Senior IT Risk Management Consultant (Capital Markets) to identify, assess, and mitigate potential technology risks

Our Tier 1 banking clients (capital markets) is seeking a seasoned IT Risk leader to identify, assess, and mitigate potential technology risks

Duration: 1 year contract to start

Location: Downtown Toronto - on site 2 days/ week

Work hours: 7.5 hours/day

Must Haves:

• 10 years’ experience in technology risk management/cyber security with a strong focus on mitigation and remediation.
• IT Risk management frameworks and methodologies
• Very good knowledge of cloud computing and services including SaaS, associated risks and vulnerability management.
• Understanding of Regulatory landscape in the financial services sector

Nice to Haves:

• Knowledge of GRC tools (e.g.
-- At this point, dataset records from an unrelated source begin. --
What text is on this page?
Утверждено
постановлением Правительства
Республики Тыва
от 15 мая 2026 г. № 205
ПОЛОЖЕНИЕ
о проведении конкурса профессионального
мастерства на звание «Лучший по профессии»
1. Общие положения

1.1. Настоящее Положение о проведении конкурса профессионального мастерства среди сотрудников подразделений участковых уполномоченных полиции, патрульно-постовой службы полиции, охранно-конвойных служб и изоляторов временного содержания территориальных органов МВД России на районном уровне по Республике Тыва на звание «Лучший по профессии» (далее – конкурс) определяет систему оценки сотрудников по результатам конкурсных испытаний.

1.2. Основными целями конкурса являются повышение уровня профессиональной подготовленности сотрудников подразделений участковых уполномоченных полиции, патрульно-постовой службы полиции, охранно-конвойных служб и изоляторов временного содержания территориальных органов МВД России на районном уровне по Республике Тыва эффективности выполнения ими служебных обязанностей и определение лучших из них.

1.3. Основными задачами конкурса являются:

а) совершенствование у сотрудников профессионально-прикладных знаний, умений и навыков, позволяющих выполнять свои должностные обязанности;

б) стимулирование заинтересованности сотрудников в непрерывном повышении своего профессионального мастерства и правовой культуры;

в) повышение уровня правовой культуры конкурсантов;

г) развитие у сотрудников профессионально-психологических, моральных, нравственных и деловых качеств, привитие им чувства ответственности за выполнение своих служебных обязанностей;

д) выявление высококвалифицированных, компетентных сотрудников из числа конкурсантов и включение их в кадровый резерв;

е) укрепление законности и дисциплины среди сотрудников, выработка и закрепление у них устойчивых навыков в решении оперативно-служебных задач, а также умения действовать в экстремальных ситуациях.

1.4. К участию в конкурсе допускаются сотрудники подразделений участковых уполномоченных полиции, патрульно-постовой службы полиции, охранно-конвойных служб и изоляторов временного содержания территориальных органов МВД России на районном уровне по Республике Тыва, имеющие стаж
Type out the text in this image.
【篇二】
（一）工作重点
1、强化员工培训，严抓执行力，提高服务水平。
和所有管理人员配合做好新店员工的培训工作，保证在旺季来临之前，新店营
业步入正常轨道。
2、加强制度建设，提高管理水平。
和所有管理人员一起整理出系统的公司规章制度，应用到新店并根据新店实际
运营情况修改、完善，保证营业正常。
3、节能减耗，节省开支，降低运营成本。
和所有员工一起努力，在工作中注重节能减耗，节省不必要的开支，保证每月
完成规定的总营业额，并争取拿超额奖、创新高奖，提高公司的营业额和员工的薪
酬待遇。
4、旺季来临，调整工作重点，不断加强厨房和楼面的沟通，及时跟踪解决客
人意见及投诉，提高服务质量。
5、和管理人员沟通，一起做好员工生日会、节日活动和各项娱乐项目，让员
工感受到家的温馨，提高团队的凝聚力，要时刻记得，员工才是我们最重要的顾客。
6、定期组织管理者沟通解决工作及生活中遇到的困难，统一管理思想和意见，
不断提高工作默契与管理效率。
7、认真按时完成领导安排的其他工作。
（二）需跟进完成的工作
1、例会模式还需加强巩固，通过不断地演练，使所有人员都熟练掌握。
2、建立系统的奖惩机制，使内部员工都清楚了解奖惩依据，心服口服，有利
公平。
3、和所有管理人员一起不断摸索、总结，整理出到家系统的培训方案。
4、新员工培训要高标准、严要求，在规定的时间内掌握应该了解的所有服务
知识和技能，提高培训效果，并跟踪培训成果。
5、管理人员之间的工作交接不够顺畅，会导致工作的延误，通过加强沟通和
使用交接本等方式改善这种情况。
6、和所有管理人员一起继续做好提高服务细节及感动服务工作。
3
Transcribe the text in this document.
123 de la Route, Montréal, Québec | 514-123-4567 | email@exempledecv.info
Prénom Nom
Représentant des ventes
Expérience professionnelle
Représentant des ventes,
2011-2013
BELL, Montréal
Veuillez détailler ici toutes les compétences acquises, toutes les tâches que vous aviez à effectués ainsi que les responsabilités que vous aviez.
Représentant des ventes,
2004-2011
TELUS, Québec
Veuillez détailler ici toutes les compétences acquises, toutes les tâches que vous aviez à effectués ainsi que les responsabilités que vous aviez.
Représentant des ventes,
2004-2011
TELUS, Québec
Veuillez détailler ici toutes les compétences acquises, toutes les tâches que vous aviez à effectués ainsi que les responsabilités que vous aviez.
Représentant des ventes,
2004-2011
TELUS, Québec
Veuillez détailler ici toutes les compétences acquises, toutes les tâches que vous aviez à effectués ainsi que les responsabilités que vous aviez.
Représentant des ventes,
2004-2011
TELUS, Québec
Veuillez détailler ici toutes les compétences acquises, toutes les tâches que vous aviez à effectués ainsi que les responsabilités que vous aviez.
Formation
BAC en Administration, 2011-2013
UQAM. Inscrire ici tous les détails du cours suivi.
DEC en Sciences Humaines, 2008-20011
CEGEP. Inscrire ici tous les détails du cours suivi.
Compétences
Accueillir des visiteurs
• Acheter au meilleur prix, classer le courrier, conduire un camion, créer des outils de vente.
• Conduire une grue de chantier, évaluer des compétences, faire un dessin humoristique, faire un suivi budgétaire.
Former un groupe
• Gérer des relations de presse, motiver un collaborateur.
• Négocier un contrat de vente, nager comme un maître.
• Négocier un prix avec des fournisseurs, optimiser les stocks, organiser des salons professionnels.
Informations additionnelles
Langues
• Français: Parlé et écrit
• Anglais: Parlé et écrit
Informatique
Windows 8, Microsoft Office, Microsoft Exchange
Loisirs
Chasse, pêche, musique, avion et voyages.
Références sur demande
ServiceNow, Archer).
• Capital Markets industry experience
• Accredited certification/designation such as CISA/CISSP/CRISC or similar.

Responsibilities:

Lead role to provide technology risk advisory services to business/tech partners within Capital Markets platform, including:

• Partner and build strong relationships with IT/business partners to assist, educate and proactively identify risks associated with IT activities.
• Lead and provide guidance to stakeholders on IT and Cyber Security risk mitigating initiatives with the focus of strengthening control environment.
• Prepare and present management reports summarizing IT and cybersecurity risks based on data and metrics with a business context lens that provide insights to leadership.
• Help application/business teams with proactive issue management including third-party risks.
• Lead and conduct IT Risk assessments, gap & root cause analysis to identify potential weaknesses in controls and recommend appropriate remediation strategies.
• Maintain assigned portfolio risk profiles to provide a strong fact-based opinion on the technology risk profile.
• Provide consultancy on broader themes like logical access mgmt./IAM, data protection, vulnerability mgmt., etc.